How would I go about making the already tiled floor on a slab foundation slope out the door rather than down the waste that was blocked externally (long story, don't ask)
The water appliances are within 1500 of the external door so would I only slope half of the floor towards outside? 
Considering I am going to re-tile would it be better to install the cabinets first then tile? Over half of the tiles will be hidden under the cabinets so it seems a bit of a waste to pay for them.

----------


## Oldsaltoz

> How would I go about making the already tiled floor on a slab foundation slope out the door rather than down the waste that was blocked externally (long story, don't ask)
> The water appliances are within 1500 of the external door so would I only slope half of the floor towards outside?  Doable. but you end up with a step up at the doorway if it's a typical laundry with one internal and one external door. 
> Considering I am going to re-tile would it be better to install the cabinets first then tile? Over half of the tiles will be hidden under the cabinets so it seems a bit of a waste to pay for them.

  I would put the cabinets up high rather allow water to be trapped under them and possibly rot out the base. Water will pass through the tile grout and the screed.
Also note, standard screed should not be less than 25mm thick, so you might be looking at a levelling compound with a little washed (clay free) sand added. 
Good luck and fair winds :Smilie:

----------


## OneZero

> I would put the cabinets up high rather allow water to be trapped under them and possibly rot out the base.
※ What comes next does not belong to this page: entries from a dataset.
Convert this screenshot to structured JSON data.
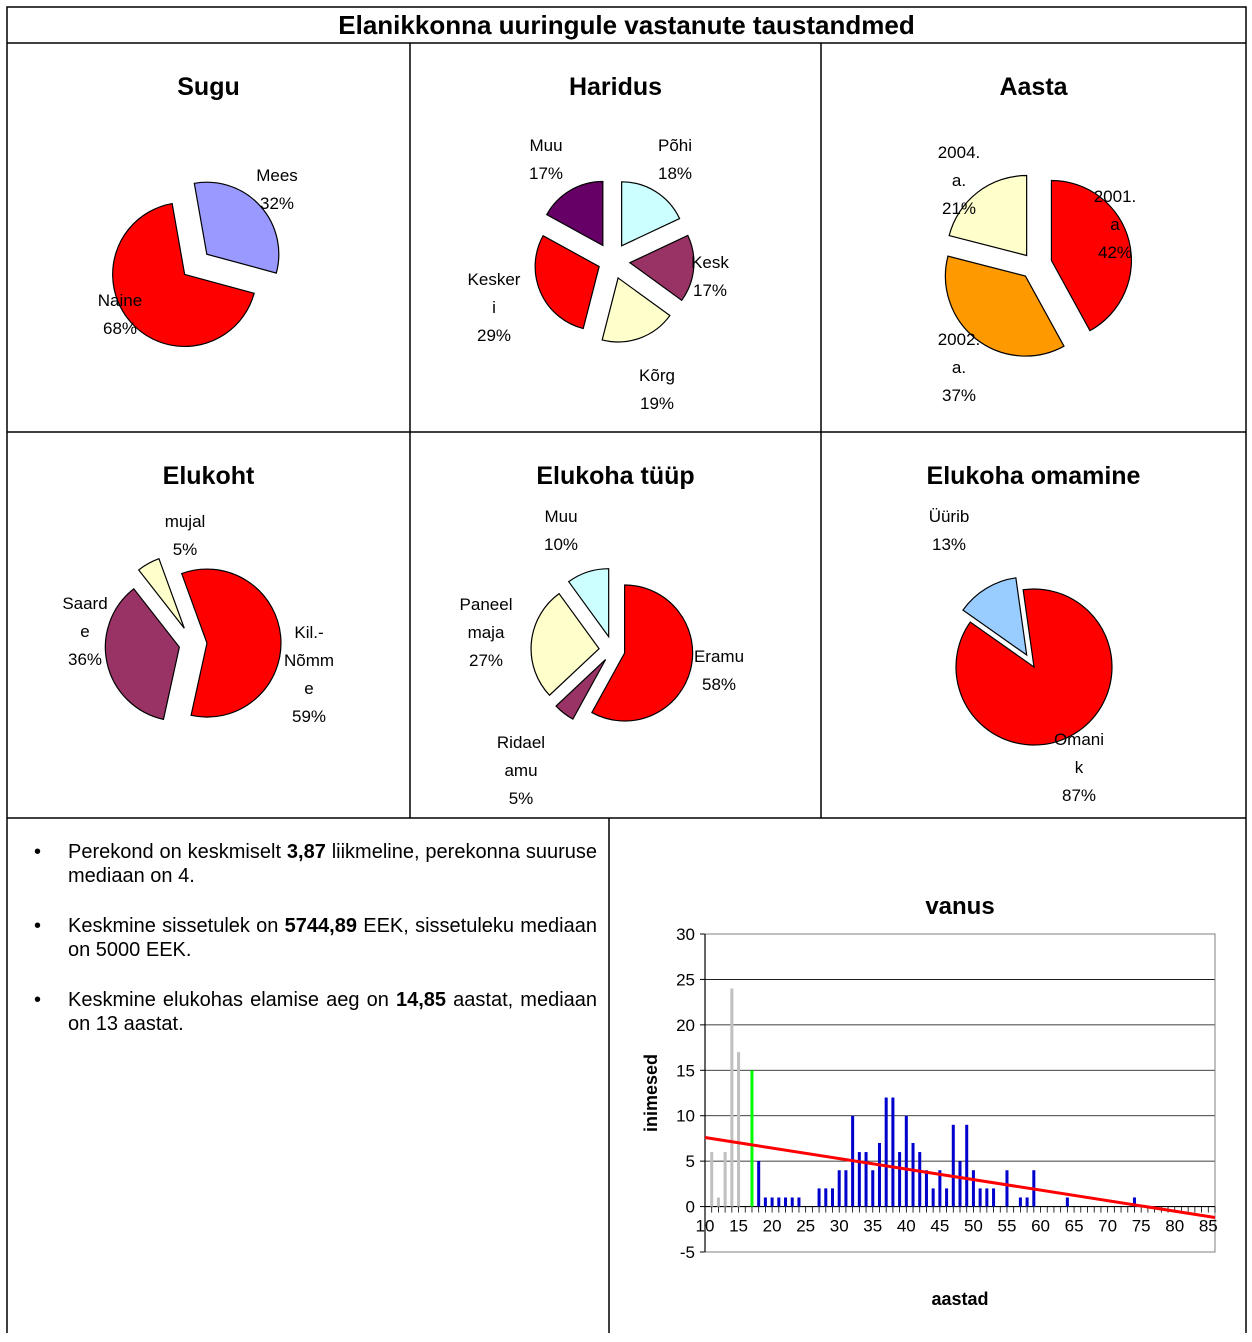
{
  "header": {
    "title": "Elanikkonna uuringule  vastanute taustandmed"
  },
  "stats": [
    {
      "pre": "Perekond on keskmiselt ",
      "value": "3,87",
      "post": " liikmeline, perekonna suuruse mediaan on 4."
    },
    {
      "pre": "Keskmine sissetulek on ",
      "value": "5744,89",
      "post": " EEK, sissetuleku mediaan on 5000 EEK."
    },
    {
      "pre": "Keskmine elukohas elamise aeg on ",
      "value": "14,85",
      "post": " aastat, mediaan on 13 aastat."
    }
  ],
  "chart_data": [
    {
      "type": "pie",
      "title": "Sugu",
      "slices": [
        {
          "label": [
            "Mees",
            "32%"
          ],
          "value": 32,
          "color": "#9999ff"
        },
        {
          "label": [
            "Naine",
            "68%"
          ],
          "value": 68,
          "color": "#ff0000"
        }
      ]
    },
    {
      "type": "pie",
      "title": "Haridus",
      "slices": [
        {
          "label": [
            "Põhi",
            "18%"
          ],
          "value": 18,
          "color": "#ccffff"
        },
        {
          "label": [
            "Kesk",
            "17%"
          ],
          "value": 17,
          "color": "#993366"
        },
        {
          "label": [
            "Kõrg",
            "19%"
          ],
          "value": 19,
          "color": "#ffffcc"
        },
        {
          "label": [
            "Kesker",
            "i",
            "29%"
          ],
          "value": 29,
          "color": "#ff0000"
        },
        {
          "label": [
            "Muu",
            "17%"
          ],
          "value": 17,
          "color": "#660066"
        }
      ]
    },
    {
      "type": "pie",
      "title": "Aasta",
      "slices": [
        {
          "label": [
            "2001.",
            "a",
            "42%"
          ],
          "value": 42,
          "color": "#ff0000"
        },
        {
          "label": [
            "2002.",
            "a.",
            "37%"
          ],
          "value": 37,
          "color": "#ff9900"
        },
        {
          "label": [
            "2004.",
            "a.",
            "21%"
          ],
          "value": 21,
          "color": "#ffffcc"
        }
      ]
    },
    {
      "type": "pie",
      "title": "Elukoht",
      "slices": [
        {
          "label": [
            "Kil.-",
            "Nõmm",
            "e",
            "59%"
          ],
          "value": 59,
          "color": "#ff0000"
        },
        {
          "label": [
            "Saard",
            "e",
            "36%"
          ],
          "value": 36,
          "color": "#993366"
        },
        {
          "label": [
            "mujal",
            "5%"
          ],
          "value": 5,
          "color": "#ffffcc"
        }
      ]
    },
    {
      "type": "pie",
      "title": "Elukoha tüüp",
      "slices": [
        {
          "label": [
            "Eramu",
            "58%"
          ],
          "value": 58,
          "color": "#ff0000"
        },
        {
          "label": [
            "Ridael",
            "amu",
            "5%"
          ],
          "value": 5,
          "color": "#993366"
        },
        {
          "label": [
            "Paneel",
            "maja",
            "27%"
          ],
          "value": 27,
          "color": "#ffffcc"
        },
        {
          "label": [
            "Muu",
            "10%"
          ],
          "value": 10,
          "color": "#ccffff"
        }
      ]
    },
    {
      "type": "pie",
      "title": "Elukoha omamine",
      "slices": [
        {
          "label": [
            "Omani",
            "k",
            "87%"
          ],
          "value": 87,
          "color": "#ff0000"
        },
        {
          "label": [
            "Üürib",
            "13%"
          ],
          "value": 13,
          "color": "#99ccff"
        }
      ]
    },
    {
      "type": "bar",
      "title": "vanus",
      "xlabel": "aastad",
      "ylabel": "inimesed",
      "ylim": [
        -5,
        30
      ],
      "yticks": [
        -5,
        0,
        5,
        10,
        15,
        20,
        25,
        30
      ],
      "xlim": [
        10,
        86
      ],
      "xticks": [
        10,
        15,
        20,
        25,
        30,
        35,
        40,
        45,
        50,
        55,
        60,
        65,
        70,
        75,
        80,
        85
      ],
      "grid": true,
      "legend": "none",
      "colors": {
        "under_17": "#c0c0c0",
        "age_17": "#00ff00",
        "adult": "#0000cc",
        "trend": "#ff0000"
      },
      "x": [
        11,
        12,
        13,
        14,
        15,
        16,
        17,
        18,
        19,
        20,
        21,
        22,
        23,
        24,
        25,
        27,
        28,
        29,
        30,
        31,
        32,
        33,
        34,
        35,
        36,
        37,
        38,
        39,
        40,
        41,
        42,
        43,
        44,
        45,
        46,
        47,
        48,
        49,
        50,
        51,
        52,
        53,
        55,
        57,
        58,
        59,
        64,
        74
      ],
      "values": [
        6,
        1,
        6,
        24,
        17,
        0,
        15,
        5,
        1,
        1,
        1,
        1,
        1,
        1,
        0,
        2,
        2,
        2,
        4,
        4,
        10,
        6,
        6,
        4,
        7,
        12,
        12,
        6,
        10,
        7,
        6,
        4,
        2,
        4,
        2,
        9,
        5,
        9,
        4,
        2,
        2,
        2,
        4,
        1,
        1,
        4,
        1,
        1
      ],
      "trendline": {
        "x": [
          10,
          86
        ],
        "y": [
          7.6,
          -1.2
        ]
      }
    }
  ]
}
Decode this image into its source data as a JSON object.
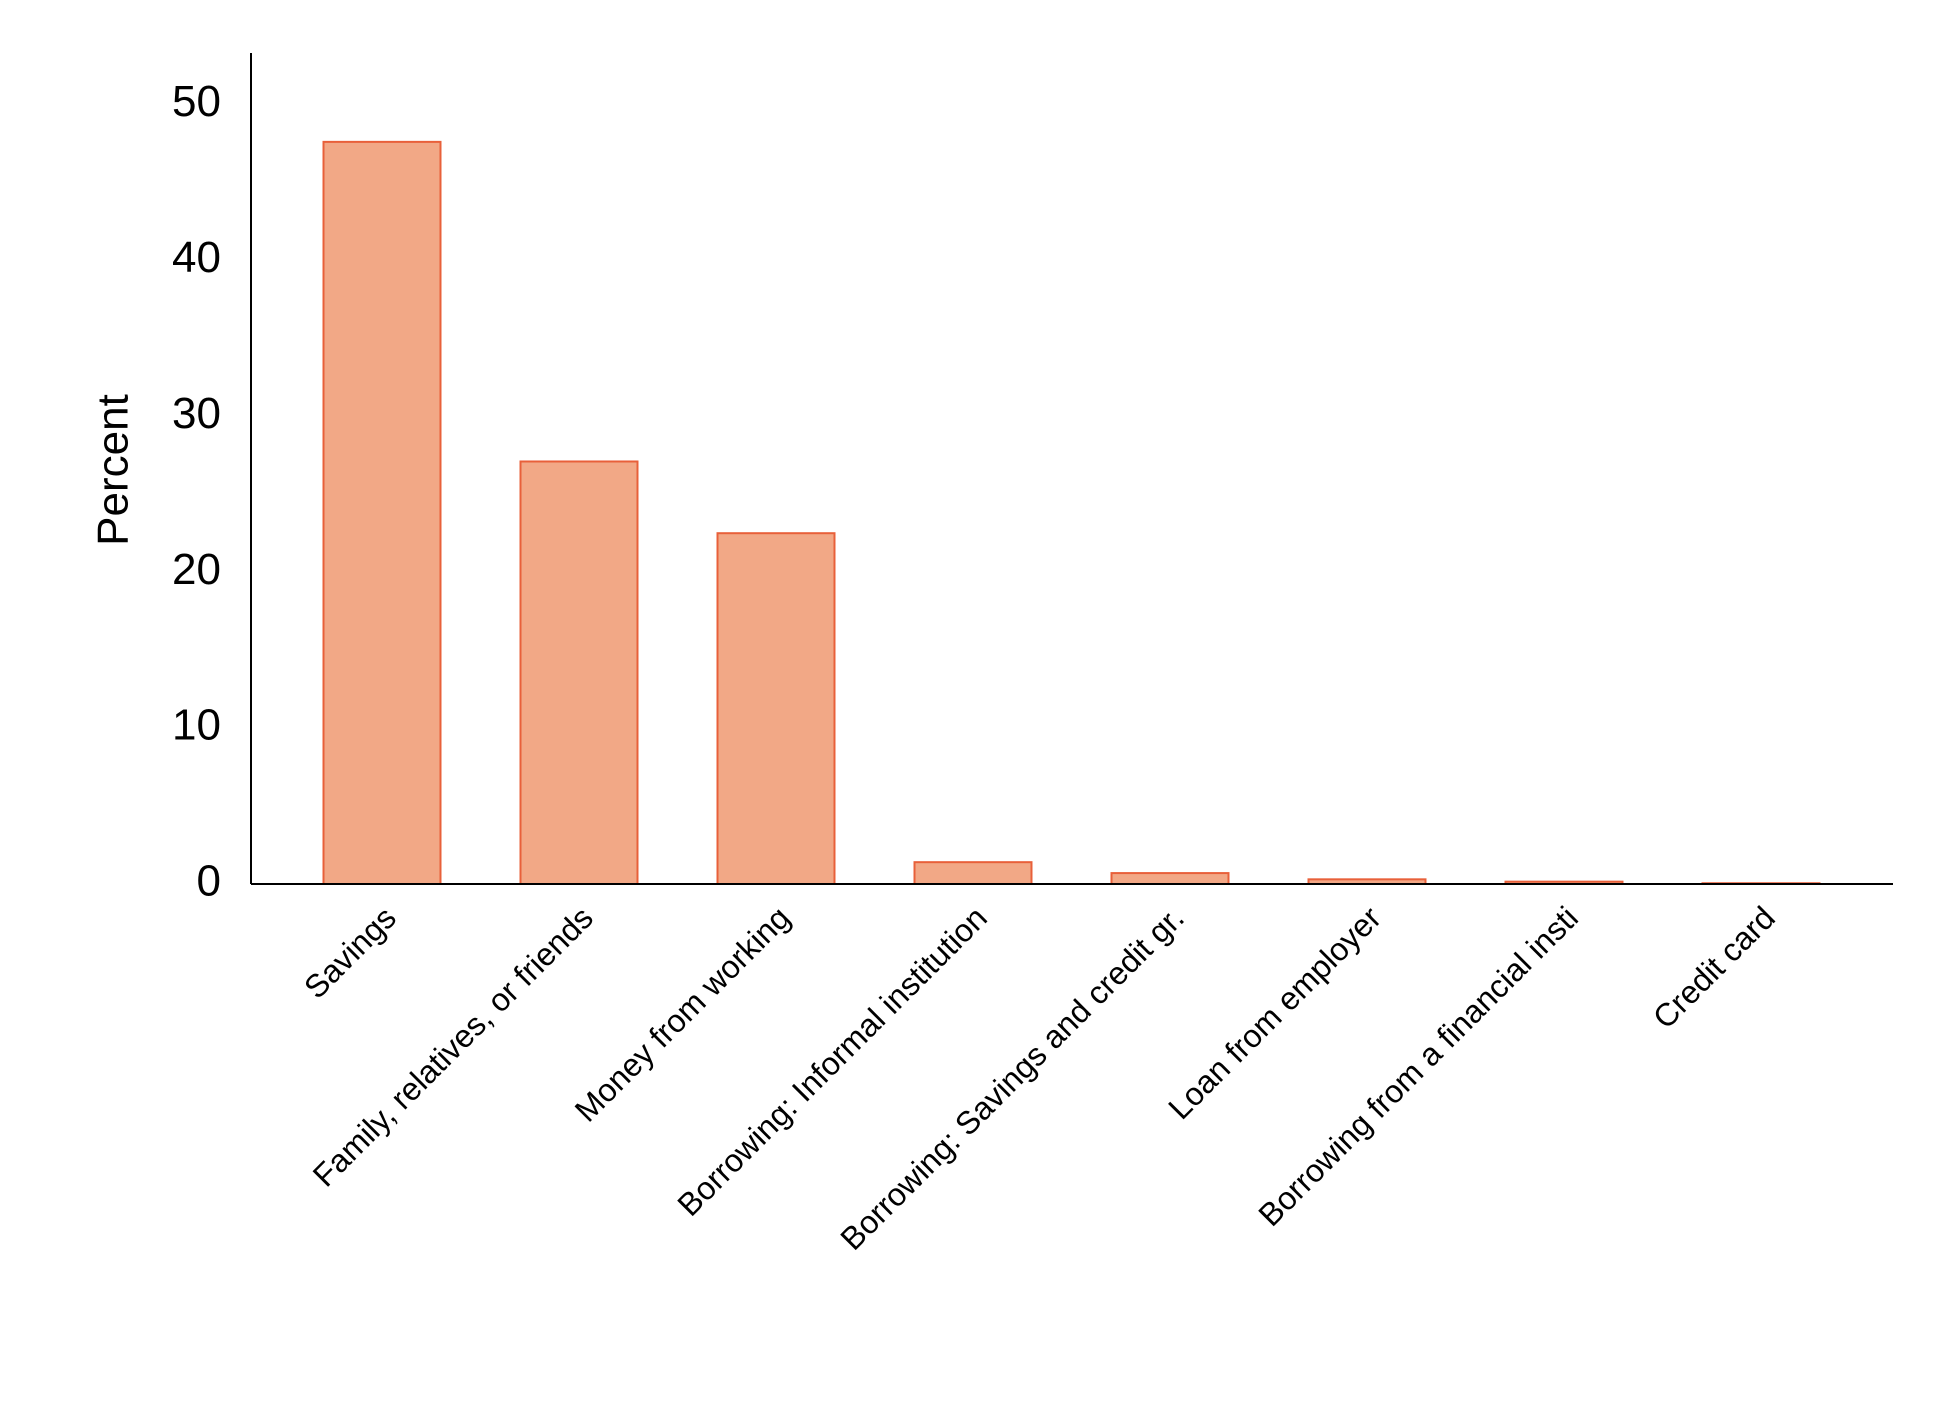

Water will pass through the tile grout and the screed.
> Also note, standard screed should not be less than 25mm thick, so you might be looking at a levelling compound with a little washed (clay free) sand added. 
> Good luck and fair winds

  Thanks mate. It might be worth my time getting all the old tile up then. When you say put the cabinets up high what do you mean? As in do not put the tiles down last? I didn't think of the water getting trapped there if there is a flood.

----------


## Oldsaltoz

An alternative might be to mount any timber cabinets on a water proof material, perhaps the recycled plastics that look like timber instead of the standard kick board. 
Have you looked at cutting a channel into the existing slab, you could direct this to a new drain on the outside. This could possibly mean you do not have to lay new tiles. 
Re why have the cabinets high, it's to reduce the risk of water damage. 
Good luck and far winds.   :Smilie:

----------


## OneZero

> An alternative might be to mount any timber cabinets on a water proof material, perhaps the recycled plastics that look like timber instead of the standard kick board. 
> Have you looked at cutting a channel into the existing slab, you could direct this to a new drain on the outside. This could possibly mean you do not have to lay new tiles. 
> Re why have the cabinets high, it's to reduce the risk of water damage. 
> Good luck and far winds.

  I don't mind ripping the tiles up. The cabinets will be raised up anyway on the leveling feet. The kick boards would be ruined if there is a flood.

----------